Yesterday, two events took place in close proximity that got me thinking. I've often got "great" ideas, but usually don't do anything about them. At least I'm sharing this one.
I got a call at Orot about placing an advertisement in the paper. We work with a media company in Israel, and I needed a picture of a specific teacher at the school. So I fired up my Picasa software (the free photo software that you can download from Google), and it quickly showed me every picture of this instructor that I had stored on my computer. Apparently, facial analysis software is so commonplace that they now give it away for free. Turns out that I didn't have a good picture to use, but I also didn't spend hours searching my files to find that out.
That evening, a quiet knock on the door announced a pair of tzedakah collectors, who told me that they were collecting money for the niece of one of them (the other just came along to "help out"), and handed me a four-page full-color flier calling for donations on behalf of a poor, cancer-stricken young girl (her eyes covered for privacy), complete with rabbinic approvals and a toll-free number for credit card donations on the back. I was, to say the least, skeptical.
"Do you have any identification that would connect you to this girl?" No.
"Do you have any personal letters of recommendation so that I know that you're actually telling me the truth?" No.
I told them that while I was very sorry, experience had taught me to wonder whether they found the fliers in some shul, and saw a great opportunity to make some money. Without any corroborating documentation, I didn't feel comfortable giving them money.
Funny thing is, they were quite nice and reasonable, and didn't really make a fuss. They thanked me, and moved on to the next house. They encouraged me to call the phone number and donate over the phone. (I called to try and check into the identification of the "uncle." They took my name and number and promised to call me back. I'm still waiting.) In truth, I'm still not sure whether they were telling me the truth. There's really no way to know - both who they were, and whether they really did represent an actual need.
But then I realized, that there is. Or there should be.
In most cities in America, when someone arrives to collect for tzedakah, his first stop is the office where he gets his local tzedakah I.D. He undergoes some type of background check and receives a document attesting both to his identity and the cause for which he's collecting. It might be himself or his eighth daughter's wedding, and it might be a fund or a kollel. In Detroit, it was commonly accepted to withhold donations from an individual collecting without such a document.
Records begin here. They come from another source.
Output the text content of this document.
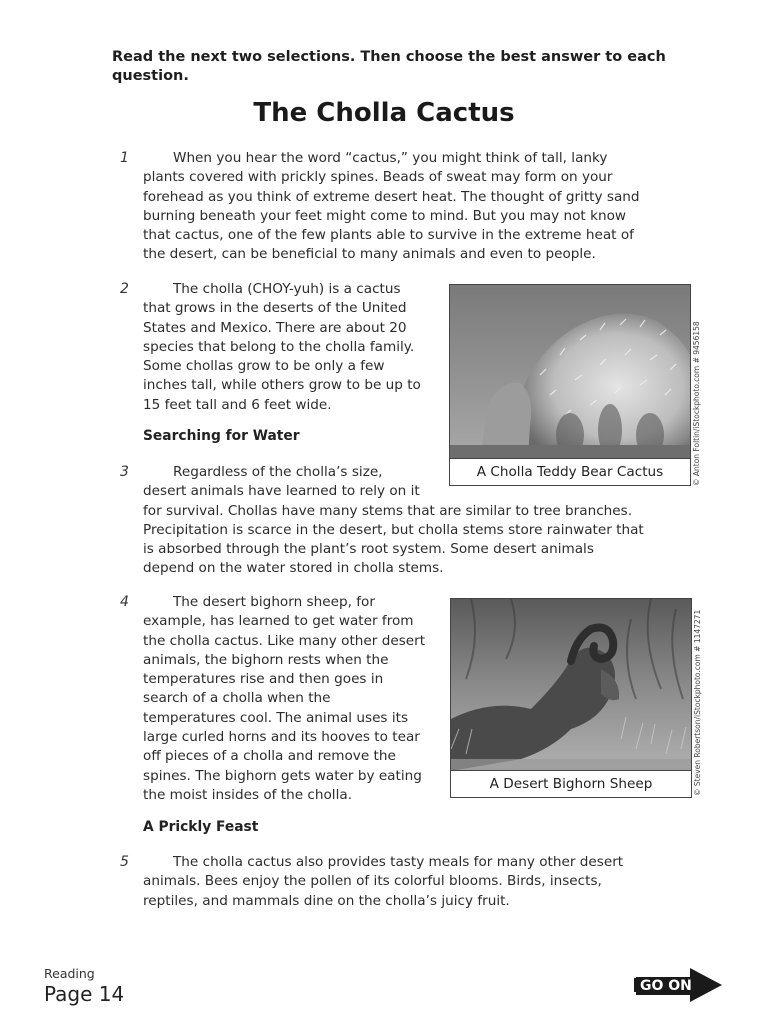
Read the next two selections. Then choose the best answer to each question.
The Cholla Cactus
1	When you hear the word “cactus,” you might think of tall, lanky
plants covered with prickly spines. Beads of sweat may form on your
forehead as you think of extreme desert heat. The thought of gritty sand
burning beneath your feet might come to mind. But you may not know
that cactus, one of the few plants able to survive in the extreme heat of
the desert, can be beneficial to many animals and even to people.
2	The cholla (CHOY-yuh) is a cactus
that grows in the deserts of the United
States and Mexico. There are about 20
species that belong to the cholla family.
Some chollas grow to be only a few
inches tall, while others grow to be up to
15 feet tall and 6 feet wide.
Searching for Water
3	Regardless of the cholla’s size,
desert animals have learned to rely on it
for survival. Chollas have many stems that are similar to tree branches.
Precipitation is scarce in the desert, but cholla stems store rainwater that
is absorbed through the plant’s root system. Some desert animals
depend on the water stored in cholla stems.
A Cholla Teddy Bear Cactus	© Anton Foltin/iStockphoto.com # 9456158
4	The desert bighorn sheep, for
example, has learned to get water from
the cholla cactus. Like many other desert
animals, the bighorn rests when the
temperatures rise and then goes in
search of a cholla when the
temperatures cool. The animal uses its
large curled horns and its hooves to tear
off pieces of a cholla and remove the
spines. The bighorn gets water by eating
the moist insides of the cholla.
A Desert Bighorn Sheep	© Steven Robertson/iStockphoto.com # 1147271
A Prickly Feast
5	The cholla cactus also provides tasty meals for many other desert
animals. Bees enjoy the pollen of its colorful blooms. Birds, insects,
reptiles, and mammals dine on the cholla’s juicy fruit.
Reading
Page 14	GO ON
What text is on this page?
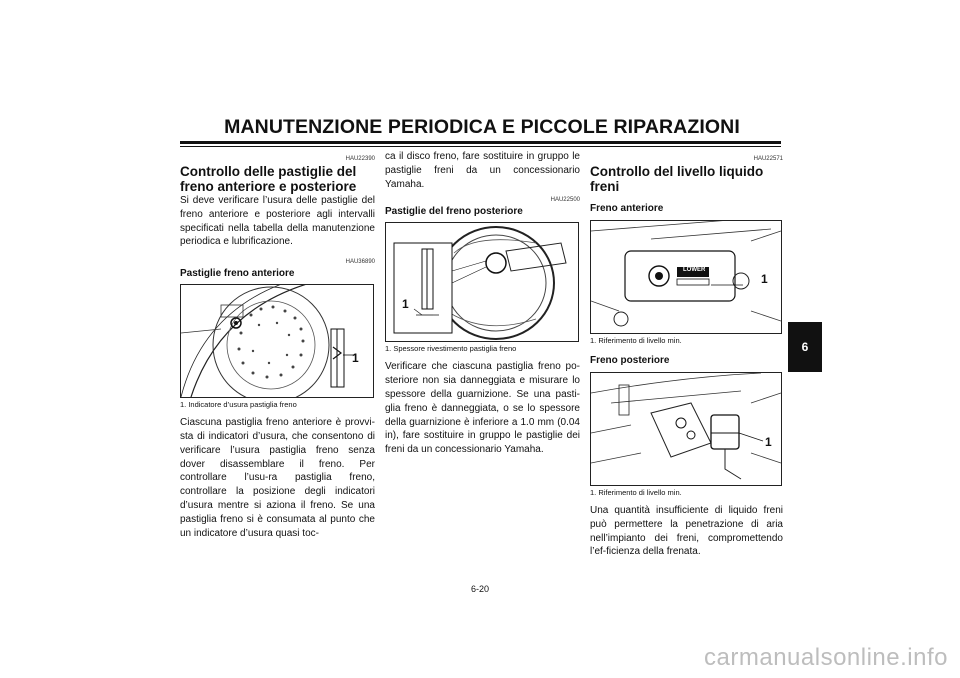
MANUTENZIONE PERIODICA E PICCOLE RIPARAZIONI
HAU22390
Controllo delle pastiglie del freno anteriore e posteriore
Si deve verificare l’usura delle pastiglie del freno anteriore e posteriore agli intervalli specificati nella tabella della manutenzione periodica e lubrificazione.
HAU36890
Pastiglie freno anteriore
1
1. Indicatore d’usura pastiglia freno
Ciascuna pastiglia freno anteriore è provvi-sta di indicatori d’usura, che consentono di verificare l’usura pastiglia freno senza dover disassemblare il freno. Per controllare l’usu-ra pastiglia freno, controllare la posizione degli indicatori d’usura mentre si aziona il freno. Se una pastiglia freno si è consumata al punto che un indicatore d’usura quasi toc-
ca il disco freno, fare sostituire in gruppo le pastiglie freni da un concessionario Yamaha.
HAU22500
Pastiglie del freno posteriore
1
1. Spessore rivestimento pastiglia freno
Verificare che ciascuna pastiglia freno po-steriore non sia danneggiata e misurare lo spessore della guarnizione. Se una pasti-glia freno è danneggiata, o se lo spessore della guarnizione è inferiore a 1.0 mm (0.04 in), fare sostituire in gruppo le pastiglie dei freni da un concessionario Yamaha.
HAU22571
Controllo del livello liquido freni
Freno anteriore
LOWER
1
1. Riferimento di livello min.
Freno posteriore
1
1. Riferimento di livello min.
Una quantità insufficiente di liquido freni può permettere la penetrazione di aria nell’impianto dei freni, compromettendo l’ef-ficienza della frenata.
6
6-20
carmanualsonline.info
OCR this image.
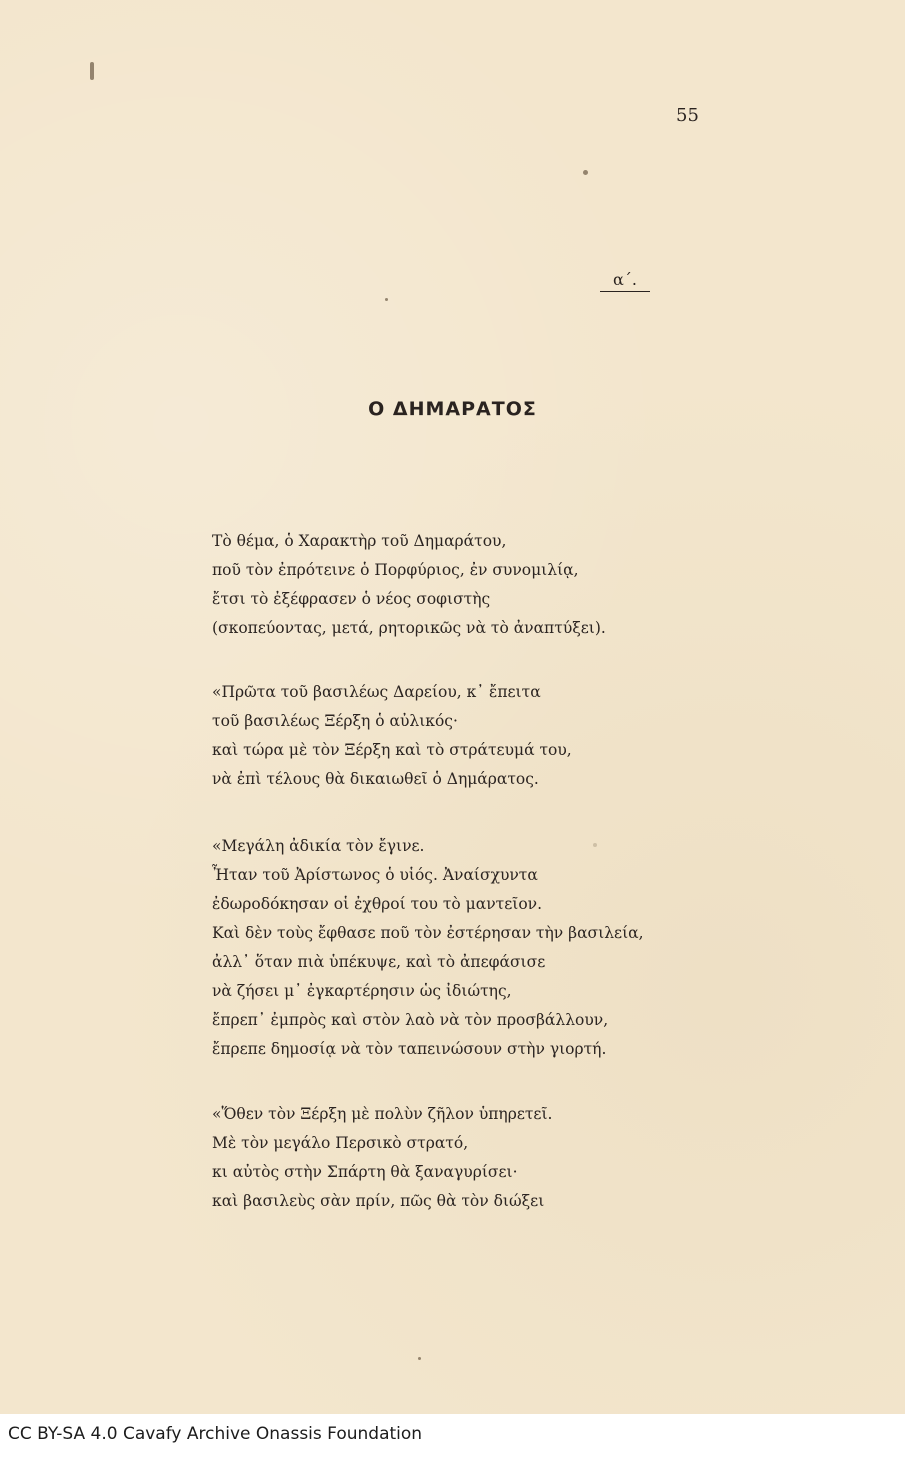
55
α΄.
Ο ΔΗΜΑΡΑΤΟΣ
Τὸ θέμα, ὁ Χαρακτὴρ τοῦ Δημαράτου,
ποῦ τὸν ἐπρότεινε ὁ Πορφύριος, ἐν συνομιλίᾳ,
ἔτσι τὸ ἐξέφρασεν ὁ νέος σοφιστὴς
(σκοπεύοντας, μετά, ρητορικῶς νὰ τὸ ἀναπτύξει).
«Πρῶτα τοῦ βασιλέως Δαρείου, κ᾿ ἔπειτα
τοῦ βασιλέως Ξέρξη ὁ αὐλικός·
καὶ τώρα μὲ τὸν Ξέρξη καὶ τὸ στράτευμά του,
νὰ ἐπὶ τέλους θὰ δικαιωθεῖ ὁ Δημάρατος.
«Μεγάλη ἀδικία τὸν ἔγινε.
Ἦταν τοῦ Ἀρίστωνος ὁ υἱός. Ἀναίσχυντα
ἐδωροδόκησαν οἱ ἐχθροί του τὸ μαντεῖον.
Καὶ δὲν τοὺς ἔφθασε ποῦ τὸν ἐστέρησαν τὴν βασιλεία,
ἀλλ᾿ ὅταν πιὰ ὑπέκυψε, καὶ τὸ ἀπεφάσισε
νὰ ζήσει μ᾿ ἐγκαρτέρησιν ὡς ἰδιώτης,
ἔπρεπ᾿ ἐμπρὸς καὶ στὸν λαὸ νὰ τὸν προσβάλλουν,
ἔπρεπε δημοσίᾳ νὰ τὸν ταπεινώσουν στὴν γιορτή.
«Ὅθεν τὸν Ξέρξη μὲ πολὺν ζῆλον ὑπηρετεῖ.
Μὲ τὸν μεγάλο Περσικὸ στρατό,
κι αὐτὸς στὴν Σπάρτη θὰ ξαναγυρίσει·
καὶ βασιλεὺς σὰν πρίν, πῶς θὰ τὸν διώξει
CC BY-SA 4.0 Cavafy Archive Onassis Foundation
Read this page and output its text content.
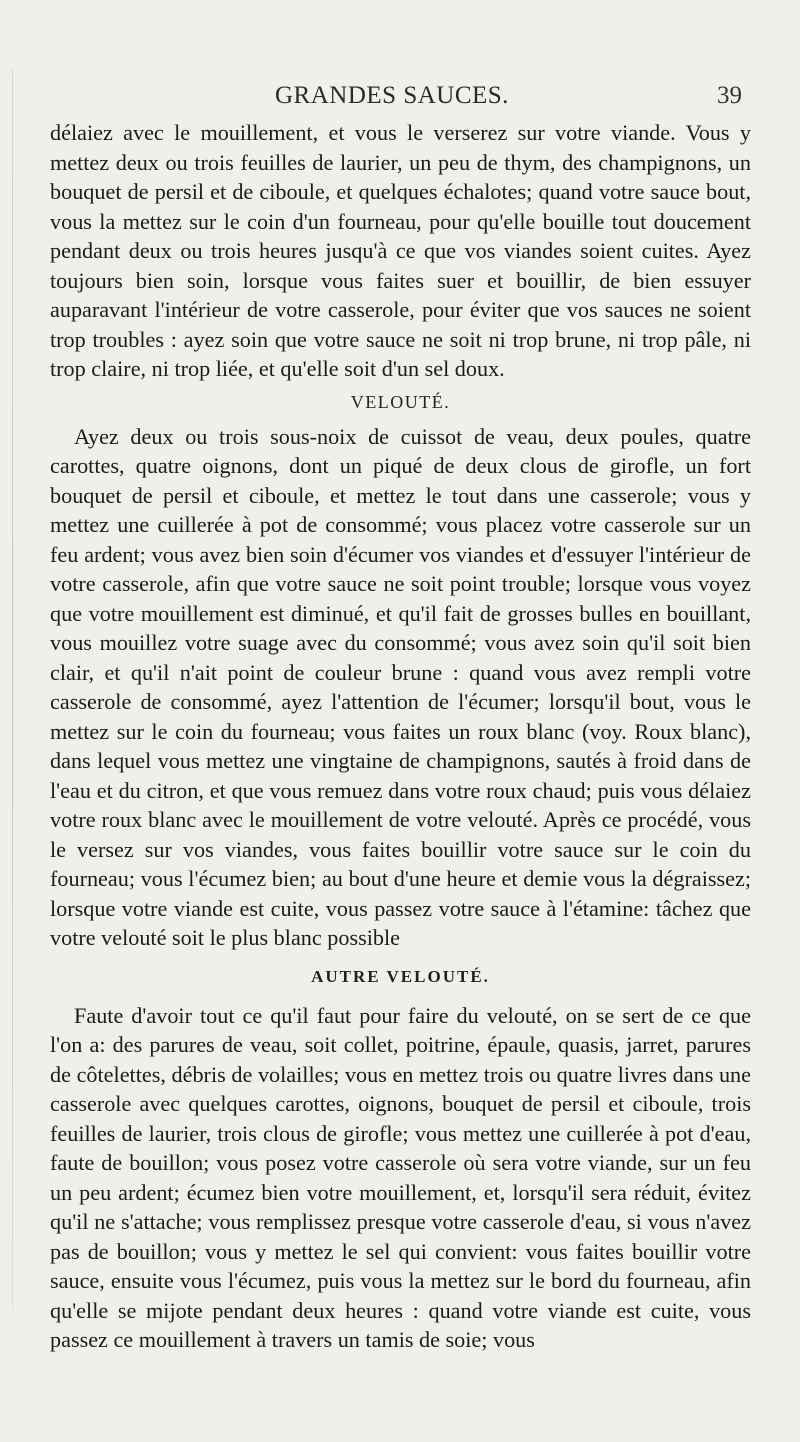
GRANDES SAUCES.	39

délaiez avec le mouillement, et vous le verserez sur votre viande. Vous y mettez deux ou trois feuilles de laurier, un peu de thym, des champignons, un bouquet de persil et de ciboule, et quelques échalotes; quand votre sauce bout, vous la mettez sur le coin d'un fourneau, pour qu'elle bouille tout doucement pendant deux ou trois heures jusqu'à ce que vos viandes soient cuites. Ayez toujours bien soin, lorsque vous faites suer et bouillir, de bien essuyer auparavant l'intérieur de votre casserole, pour éviter que vos sauces ne soient trop troubles : ayez soin que votre sauce ne soit ni trop brune, ni trop pâle, ni trop claire, ni trop liée, et qu'elle soit d'un sel doux.

VELOUTÉ.

Ayez deux ou trois sous-noix de cuissot de veau, deux poules, quatre carottes, quatre oignons, dont un piqué de deux clous de girofle, un fort bouquet de persil et ciboule, et mettez le tout dans une casserole; vous y mettez une cuillerée à pot de consommé; vous placez votre casserole sur un feu ardent; vous avez bien soin d'écumer vos viandes et d'essuyer l'intérieur de votre casserole, afin que votre sauce ne soit point trouble; lorsque vous voyez que votre mouillement est diminué, et qu'il fait de grosses bulles en bouillant, vous mouillez votre suage avec du consommé; vous avez soin qu'il soit bien clair, et qu'il n'ait point de couleur brune : quand vous avez rempli votre casserole de consommé, ayez l'attention de l'écumer; lorsqu'il bout, vous le mettez sur le coin du fourneau; vous faites un roux blanc (voy. Roux blanc), dans lequel vous mettez une vingtaine de champignons, sautés à froid dans de l'eau et du citron, et que vous remuez dans votre roux chaud; puis vous délaiez votre roux blanc avec le mouillement de votre velouté. Après ce procédé, vous le versez sur vos viandes, vous faites bouillir votre sauce sur le coin du fourneau; vous l'écumez bien; au bout d'une heure et demie vous la dégraissez; lorsque votre viande est cuite, vous passez votre sauce à l'étamine: tâchez que votre velouté soit le plus blanc possible

AUTRE VELOUTÉ.

Faute d'avoir tout ce qu'il faut pour faire du velouté, on se sert de ce que l'on a: des parures de veau, soit collet, poitrine, épaule, quasis, jarret, parures de côtelettes, débris de volailles; vous en mettez trois ou quatre livres dans une casserole avec quelques carottes, oignons, bouquet de persil et ciboule, trois feuilles de laurier, trois clous de girofle; vous mettez une cuillerée à pot d'eau, faute de bouillon; vous posez votre casserole où sera votre viande, sur un feu un peu ardent; écumez bien votre mouillement, et, lorsqu'il sera réduit, évitez qu'il ne s'attache; vous remplissez presque votre casserole d'eau, si vous n'avez pas de bouillon; vous y mettez le sel qui convient: vous faites bouillir votre sauce, ensuite vous l'écumez, puis vous la mettez sur le bord du fourneau, afin qu'elle se mijote pendant deux heures : quand votre viande est cuite, vous passez ce mouillement à travers un tamis de soie; vous
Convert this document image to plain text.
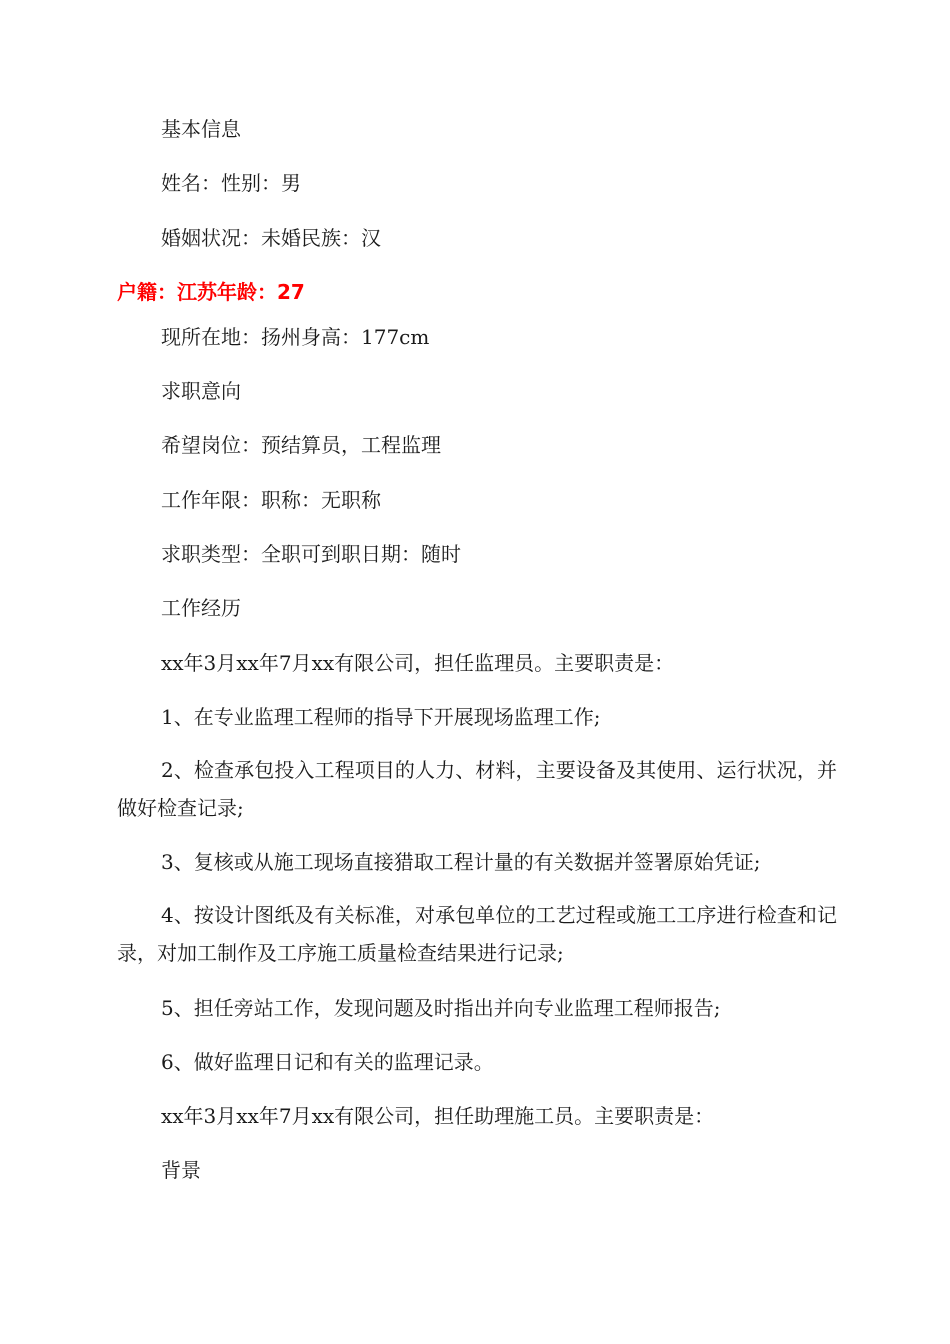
基本信息

姓名：性别：男

婚姻状况：未婚民族：汉

户籍：江苏年龄：27

现所在地：扬州身高：177cm

求职意向

希望岗位：预结算员，工程监理

工作年限：职称：无职称

求职类型：全职可到职日期：随时

工作经历

xx年3月xx年7月xx有限公司，担任监理员。主要职责是：

1、在专业监理工程师的指导下开展现场监理工作;

2、检查承包投入工程项目的人力、材料，主要设备及其使用、运行状况，并做好检查记录;

3、复核或从施工现场直接猎取工程计量的有关数据并签署原始凭证;

4、按设计图纸及有关标准，对承包单位的工艺过程或施工工序进行检查和记录，对加工制作及工序施工质量检查结果进行记录;

5、担任旁站工作，发现问题及时指出并向专业监理工程师报告;

6、做好监理日记和有关的监理记录。

xx年3月xx年7月xx有限公司，担任助理施工员。主要职责是：

背景
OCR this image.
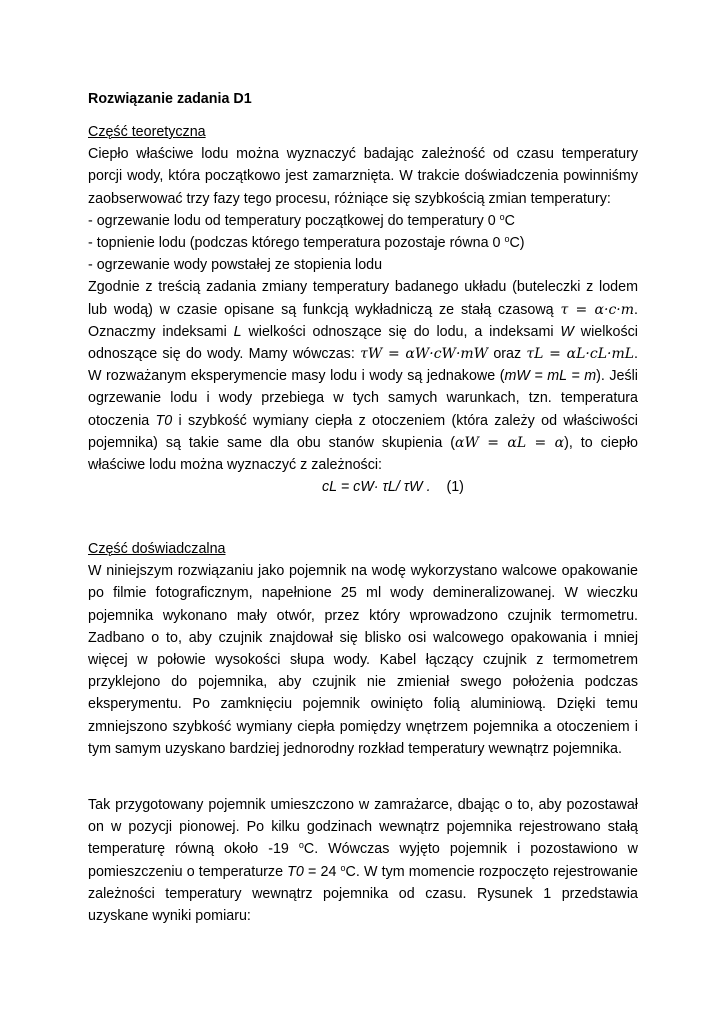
Rozwiązanie zadania D1
Część teoretyczna
Ciepło właściwe lodu można wyznaczyć badając zależność od czasu temperatury porcji wody, która początkowo jest zamarznięta. W trakcie doświadczenia powinniśmy zaobserwować trzy fazy tego procesu, różniące się szybkością zmian temperatury:
- ogrzewanie lodu od temperatury początkowej do temperatury 0 $^o$C
- topnienie lodu (podczas którego temperatura pozostaje równa 0 $^o$C)
- ogrzewanie wody powstałej ze stopienia lodu
Zgodnie z treścią zadania zmiany temperatury badanego układu (buteleczki z lodem lub wodą) w czasie opisane są funkcją wykładniczą ze stałą czasową τ = α·c·m. Oznaczmy indeksami L wielkości odnoszące się do lodu, a indeksami W wielkości odnoszące się do wody. Mamy wówczas: τW = αW·cW·mW oraz τL = αL·cL·mL. W rozważanym eksperymencie masy lodu i wody są jednakowe (mW = mL = m). Jeśli ogrzewanie lodu i wody przebiega w tych samych warunkach, tzn. temperatura otoczenia T0 i szybkość wymiany ciepła z otoczeniem (która zależy od właściwości pojemnika) są takie same dla obu stanów skupienia (αW = αL = α), to ciepło właściwe lodu można wyznaczyć z zależności:
cL = cW· τL/ τW . (1)
Część doświadczalna
W niniejszym rozwiązaniu jako pojemnik na wodę wykorzystano walcowe opakowanie po filmie fotograficznym, napełnione 25 ml wody demineralizowanej. W wieczku pojemnika wykonano mały otwór, przez który wprowadzono czujnik termometru. Zadbano o to, aby czujnik znajdował się blisko osi walcowego opakowania i mniej więcej w połowie wysokości słupa wody. Kabel łączący czujnik z termometrem przyklejono do pojemnika, aby czujnik nie zmieniał swego położenia podczas eksperymentu. Po zamknięciu pojemnik owinięto folią aluminiową. Dzięki temu zmniejszono szybkość wymiany ciepła pomiędzy wnętrzem pojemnika a otoczeniem i tym samym uzyskano bardziej jednorodny rozkład temperatury wewnątrz pojemnika.
Tak przygotowany pojemnik umieszczono w zamrażarce, dbając o to, aby pozostawał on w pozycji pionowej. Po kilku godzinach wewnątrz pojemnika rejestrowano stałą temperaturę równą około -19 $^o$C. Wówczas wyjęto pojemnik i pozostawiono w pomieszczeniu o temperaturze T0 = 24 $^o$C. W tym momencie rozpoczęto rejestrowanie zależności temperatury wewnątrz pojemnika od czasu. Rysunek 1 przedstawia uzyskane wyniki pomiaru:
In Israel, that system has yet to exist. But the American system also contains a number of inefficiencies. Each city must do its own checking, adding toil and expense both to the collector and to the local representative. What if there were a central database of meshulachim, which could be instantly accessed from around the globe? Moreover - and even more importantly, could there also be a database of individuals known to have falsified information to collect money?
I hope you see where I'm going.
Imagine a smartphone app in which you simply snap a picture with your phone of the person standing at your door. Using readily available face-identification technology, the database would then search for the person's identity, and also tell you who he was collecting for (if he's on the database). In addition, people could also submit photos to the database for research and corroboration, and report suspicious behavior.
With such an app, there's no longer any need for local identification and also no way to game the system as your face is your ID. You can't fake your face (unless you've got a really good makeup artist, ala Mission Impossible) and you can't escape your past. And, if you truly represent a worthy cause, a positive ID will enable you to collect more easily and safely.
There's a possible added benefit to this system as well. Imagine that a meshulach knocks on my door collecting for his kollel. I snap his picture in my Android Meshulachim app, and learn his name, the name of the kollel, and some background information about the institution. I'd like to donate. Meshulachm face major challenges both carrying far too much cash (making them obvious victims of theft), and being forced to pay heavy fees to cash checks, combine checks - basically to collect the money they've actually collected. What if I could, in the app, donate to the kollel automatically through an online payment system. I donate an amount and he immediately receives an email informing him of my donation. He's not carrying cash. He's not paying an exorbitant percentage to his driver. And when he gets back to Israel (which is almost always where he's from), he can simply access his money from his online account.
I've been mulling this idea in my head and I think it's got a lot of potential. If you see holes, please share. If not, this seems like a great potential use for technology to make life easier for everyone: for people wishing to give tzedakah and feel good about the donation; for local authorities often overwhelmed by the demands of meshulachim; and even for the honest collectors looking for a way to build trust and collect more simply.
I think it's a pretty interesting idea for an App, and I know that I'll never do anything about this idea. But maybe someone should.